The root level menu only allows up to sixteen choices and this is all Folcolor™ currently supports (two for options, leaving fourteen free for color choices). But these could however be potentially nested if more color selections are desired.

The key component to the Windows folder coloring feature is facilitated by a per folder “desktop.ini” configuration file.

The OS uses this feature in it's default setup to customize the icons of system folders like "Documents", "My Music", "My Pictures", etc.

This config file also facilitates other things like custom folder background images, etc (feature availability varies over Windows version).

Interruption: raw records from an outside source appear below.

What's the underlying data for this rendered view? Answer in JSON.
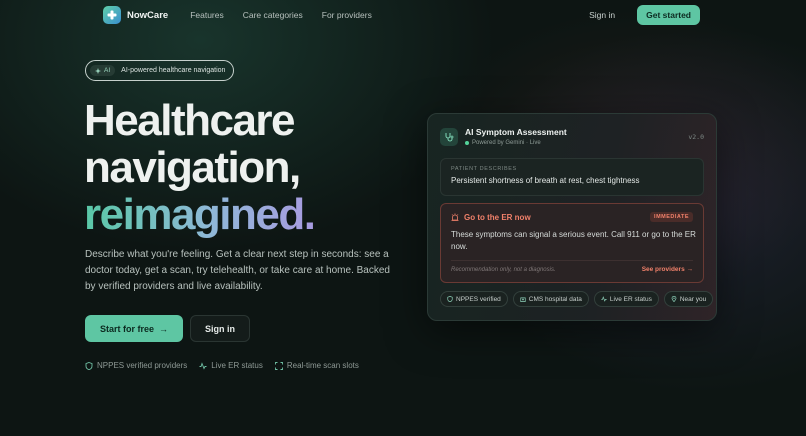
{
  "nav": {
    "brand": "NowCare",
    "links": [
      "Features",
      "Care categories",
      "For providers"
    ],
    "signin": "Sign in",
    "cta": "Get started"
  },
  "hero": {
    "pill_badge": "AI",
    "pill_text": "AI-powered healthcare navigation",
    "headline_1": "Healthcare",
    "headline_2": "navigation,",
    "headline_3": "reimagined.",
    "description": "Describe what you're feeling. Get a clear next step in seconds: see a doctor today, get a scan, try telehealth, or take care at home. Backed by verified providers and live availability.",
    "primary_button": "Start for free",
    "secondary_button": "Sign in",
    "trust": [
      "NPPES verified providers",
      "Live ER status",
      "Real-time scan slots"
    ]
  },
  "card": {
    "title": "AI Symptom Assessment",
    "subtitle": "Powered by Gemini · Live",
    "version": "v2.0",
    "patient_label": "PATIENT DESCRIBES",
    "patient_text": "Persistent shortness of breath at rest, chest tightness",
    "er_title": "Go to the ER now",
    "er_badge": "IMMEDIATE",
    "er_text": "These symptoms can signal a serious event. Call 911 or go to the ER now.",
    "er_note": "Recommendation only, not a diagnosis.",
    "er_link": "See providers",
    "chips": [
      "NPPES verified",
      "CMS hospital data",
      "Live ER status",
      "Near you"
    ]
  },
  "colors": {
    "accent": "#5ec6a3",
    "danger": "#f0806a",
    "background": "#0d1513"
  }
}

This "desktop.ini" is normally hidden in the Explorer file view unless you have the "Hide protected operating system files" checked under your Explorer "Folder Options".


So all we need to do programmatically is:

1) Add the "system" attribute to a folder.

2) Add a “desktop.ini” with the proper “IconResource” field setup.

Example "desktop.ini":

    [.ShellClassInfo]
    IconResource=C:\Program Files (x86)\Folcolor\Folcolor.exe,8
    

Tells the OS to use the #8 icon contained in the embedded resource in "Folcolor.exe" for the particular folder icon.

Folcolor.exe acts as both the set icon tool executable and as a static icon resource DB. Windows 10 has uses its own graphical icon set, while Windows 7 & 8 uses another to match the OS default image.

Since I’m not much of an artist, and not wanting to individually create, tweak, and edit 168 icons (14 colors times 8 different sizes for Win 10, plus 14 times 4 for Win 7/8) I created a Python project to generate the icons procedurally (See “BatchProcess.py”).

Starting with base tweaked Windows icon sets (in that familiar default orangish-tan color scheme), the images are color shifted and tweaked into the HLS color space then converted back to 8-bit RGB pixel icons. Uses the Python "Pillow" module for icon image containers.